Namun tujuh detik kemudian...

“Duar! Duar!” dua kali, jurus Gempa Gunung milik Pisau Baja Membara mengenai Ren Fengying dua kali.

Setelah pertandingan melebihi tiga belas menit...

Ren Fengying milik Jiang Kaiyou hanya menyisakan dua persen nyawa, sementara Pisau Baja Membara tinggal tiga persen. Kedua karakter sudah berada di ambang batas. Sekarang, satu jurus akan menentukan kemenangan!

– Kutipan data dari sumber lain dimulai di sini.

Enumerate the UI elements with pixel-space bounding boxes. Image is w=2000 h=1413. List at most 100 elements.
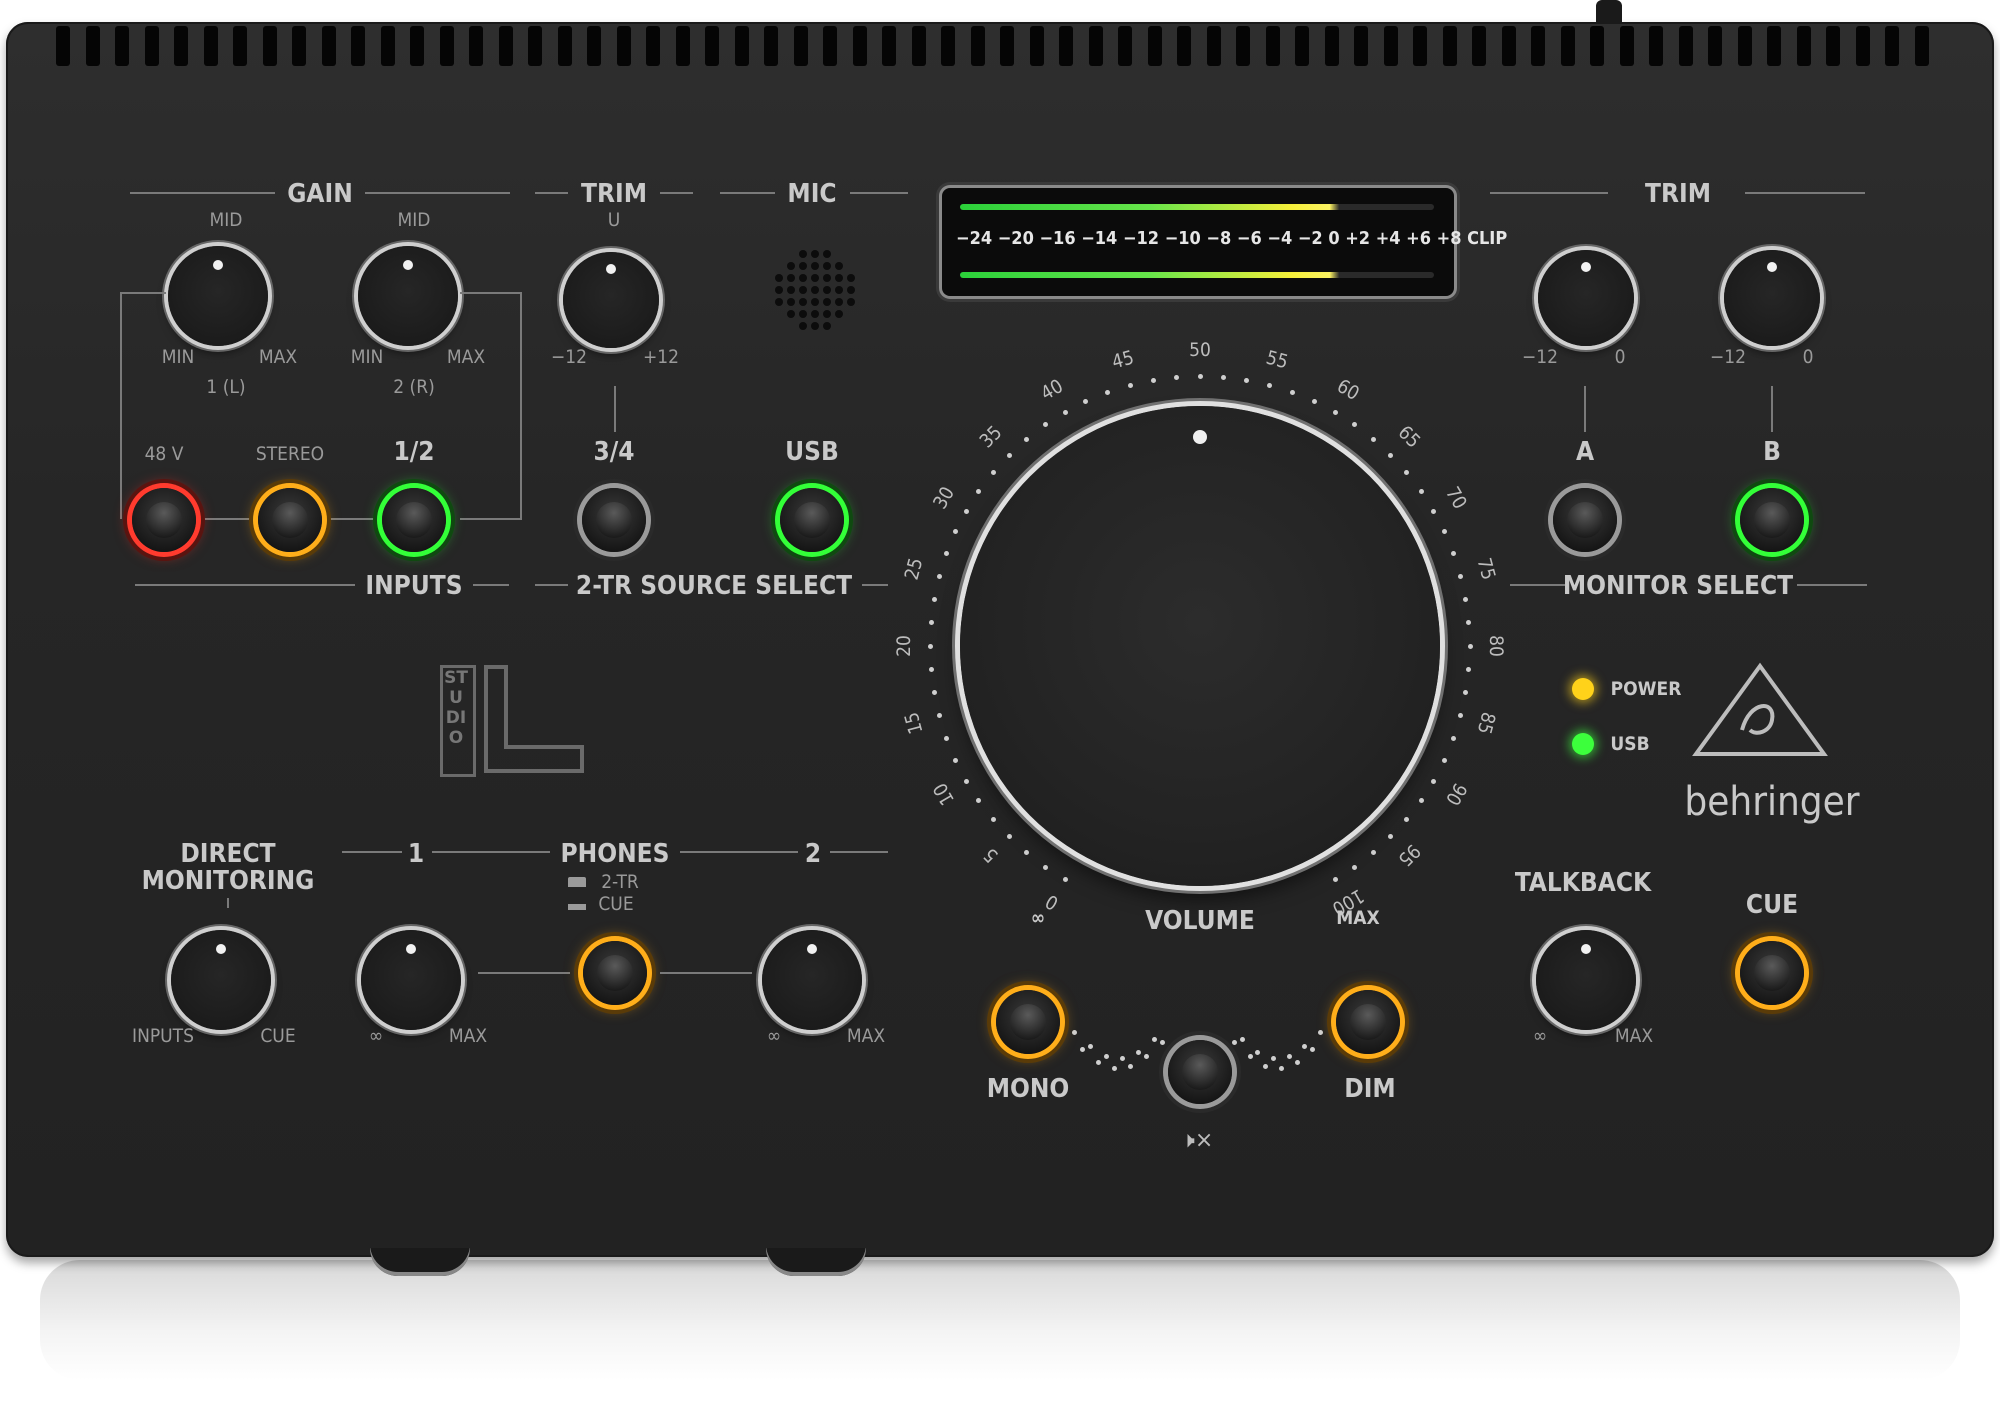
volume-scale-dot [1352, 422, 1358, 428]
stereo-button[interactable] [258, 488, 322, 552]
grille-hole [799, 298, 807, 306]
usb-led [1572, 733, 1594, 755]
phones-2-knob[interactable] [762, 930, 862, 1030]
volume-scale-dot [1083, 398, 1089, 404]
phones-1-knob[interactable] [361, 930, 461, 1030]
phantom-48v-button[interactable] [132, 488, 196, 552]
input-12-button[interactable] [382, 488, 446, 552]
vent-slot [1147, 26, 1162, 66]
grille-hole [835, 274, 843, 282]
monitor-a-button[interactable] [1553, 488, 1617, 552]
vent-slot [85, 26, 100, 66]
mute-arc-dot [1104, 1053, 1109, 1059]
mute-arc-dot [1136, 1049, 1141, 1055]
vent-slot [1678, 26, 1693, 66]
volume-max-label: MAX [1336, 907, 1380, 929]
vent-slot [675, 26, 690, 66]
divider [660, 192, 693, 194]
direct-monitoring-knob[interactable] [171, 930, 271, 1030]
volume-scale-dot [943, 551, 949, 557]
gain1-max-label: MAX [258, 346, 298, 368]
volume-scale-number: 40 [1037, 374, 1067, 405]
dim-button[interactable] [1336, 990, 1400, 1054]
p2-max-label: MAX [846, 1025, 886, 1047]
vent-slot [1560, 26, 1575, 66]
mute-arc-dot [1144, 1054, 1149, 1060]
mono-button[interactable] [996, 990, 1060, 1054]
grille-hole [811, 298, 819, 306]
volume-knob[interactable] [960, 406, 1440, 886]
divider [1490, 192, 1608, 194]
src-usb-label: USB [785, 437, 839, 467]
grille-hole [823, 286, 831, 294]
vent-slot [1826, 26, 1840, 66]
direct-monitoring-title-1: DIRECT [180, 839, 276, 869]
mute-arc-dot [1263, 1063, 1269, 1069]
vent-slot [1442, 26, 1457, 66]
volume-scale-dot [1451, 551, 1457, 557]
cue-button[interactable] [1740, 941, 1804, 1005]
volume-scale-dot [1311, 398, 1317, 404]
trim-left-min: −12 [550, 346, 588, 368]
trim-left-title: TRIM [581, 179, 647, 209]
gain2-min-label: MIN [350, 346, 384, 368]
grille-hole [787, 262, 795, 270]
volume-scale-dot [1442, 757, 1448, 763]
volume-scale-dot [1006, 834, 1012, 840]
monitor-b-label: B [1763, 437, 1781, 467]
vent-slot [1324, 26, 1339, 66]
volume-scale-number: 75 [1472, 556, 1500, 583]
vent-slot [1649, 26, 1663, 66]
grille-hole [811, 274, 819, 282]
divider [862, 584, 888, 586]
mute-button[interactable] [1168, 1040, 1232, 1104]
trim-b-knob[interactable] [1724, 250, 1820, 346]
volume-scale-number: 95 [1393, 839, 1425, 871]
tb-max-label: MAX [1614, 1025, 1654, 1047]
mute-arc-dot [1255, 1049, 1261, 1055]
grille-hole [787, 310, 795, 318]
grille-hole [847, 286, 855, 294]
btn-12-label: 1/2 [393, 437, 435, 467]
gain-2-knob[interactable] [358, 246, 458, 346]
volume-scale-dot [1332, 409, 1338, 415]
volume-scale-dot [1042, 422, 1048, 428]
volume-scale-number: 65 [1393, 421, 1425, 453]
connector-line [1584, 386, 1586, 432]
volume-scale-dot [1062, 409, 1068, 415]
phones-source-button[interactable] [583, 941, 647, 1005]
monitor-select-title: MONITOR SELECT [1562, 571, 1794, 601]
talkback-knob[interactable] [1536, 930, 1636, 1030]
src-2tr-icon [568, 877, 586, 887]
trim-left-max: +12 [642, 346, 680, 368]
gain-1-knob[interactable] [168, 246, 268, 346]
volume-scale-dot [1150, 377, 1156, 383]
grille-hole [811, 250, 819, 258]
volume-scale-number: 45 [1110, 346, 1137, 374]
grille-hole [847, 298, 855, 306]
vent-slot [1472, 26, 1486, 66]
monitor-b-button[interactable] [1740, 488, 1804, 552]
vent-slot [1855, 26, 1870, 66]
source-usb-button[interactable] [780, 488, 844, 552]
btn-stereo-label: STEREO [255, 443, 325, 465]
volume-scale-dot [963, 778, 969, 784]
vent-slot [1914, 26, 1929, 66]
src-cue-icon [568, 904, 586, 910]
p1-max-label: MAX [448, 1025, 488, 1047]
mute-arc-dot [1128, 1063, 1133, 1069]
volume-scale-number: 60 [1333, 374, 1363, 405]
trim-left-knob[interactable] [563, 252, 659, 348]
source-34-button[interactable] [582, 488, 646, 552]
vent-slot [1088, 26, 1103, 66]
vent-slot [203, 26, 218, 66]
bracket-line [520, 292, 522, 519]
volume-scale-number: 10 [928, 779, 959, 809]
trim-a-knob[interactable] [1538, 250, 1634, 346]
power-toggle[interactable] [1596, 0, 1622, 22]
volume-scale-dot [1127, 382, 1133, 388]
vent-slot [1590, 26, 1604, 66]
volume-scale-dot [936, 573, 942, 579]
volume-scale-dot [1463, 596, 1469, 602]
volume-scale-number: 80 [1485, 635, 1507, 657]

Keduanya serentak mengeluarkan jurus untuk menyerang, jurus-jurus itu bertabrakan dan akhirnya seimbang. Arus kuat mendorong kedua karakter mundur terus, setelah jarak tercipta, mereka berhenti dan saling menatap.

“Hahaha, puas banget!” Jiang Kaiyou menggertakkan gigi penuh semangat, lalu segera mengendalikan karakter untuk menyerang. Baru saja berkata, Ren Fengying memegang tombak besi, menusuk ke depan, menciptakan arus kuat—jurus Penghancur Langit!

“Kata-kata itu harusnya aku yang bilang!” Pisau Baja Membara pun berteriak dengan semangat yang sama, karakternya menyerang dengan tebasan horizontal, membawa api darah—jurus Tebasan Iblis Darah!

“Duar!” suara ledakan keras, tusukan Ren Fengying mengenai ledakan aura pedang Demon Senjata, kedua jurus bertabrakan, saling bersaing kekuatan, di antara kedua jurus terus bermunculan percikan dan kilatan cahaya.

Akhirnya...

“Duar!” kedua jurus pecah bersamaan, hasilnya imbang! Kedua karakter mundur, namun Pisau Baja Membara tiba-tiba melompat, terjun dari udara, menyerang Ren Fengying milik Jiang Kaiyou—jurus Ledakan Langit!

Ren Fengying milik Jiang Kaiyou berhenti, lalu menusuk ke langit dengan tombaknya—jurus Penghancur Langit!

Jurus kembali bertabrakan, tapi belum usai, Pisau Baja Membara sudah meluncur turun. Jiang Kaiyou memaksimalkan kecepatan tangannya, membatalkan jurus lalu segera mengaktifkan jurus baru—karakter menusukkan tombak ke tanah, lalu berpegangan pada tombak untuk mengangkat tubuhnya. Tebasan Pisau Baja Membara ke tanah gagal mengenai Ren Fengying.

Jurus pembebasan senjata tombak, Terbang ke Angkasa!

Jurus pembebasan, namun Jiang Kaiyou menggunakannya untuk menghindari serangan.

Segera, Ren Fengying memegang tombak besi, melompat rendah, mengangkat tombak tinggi-tinggi, lalu menebas ke bawah, mengaktifkan aura perak—jurus Bulan Sabit Naga Perak! Pisau Baja Membara, berdiri di tempat, menebas ke tanah, aura pedang hitam meledak—jurus Demon Senjata!

“Apa!” Jiang Kaiyou terkejut, ia ingin membatalkan jurus dan mengendalikan karakter untuk menghindar, namun terlambat...

Jurus Bulan Sabit Naga Perak milik Ren Fengying mengenai dada Pisau Baja Membara, lawannya terlempar. Ledakan di tanah segera terjadi, mengenai kaki Ren Fengying, membuatnya terlempar juga.

Kedua karakter terjatuh di tanah, tombak panjang Ren Fengying terlepas ke samping, pedang Pisau Baja Membara juga jatuh dari genggamannya. Keduanya tidak bangkit lagi, nyawa mereka sudah benar-benar habis.

Duel berakhir. Waktu pertandingan: dua belas menit enam detik. Hasil: seri.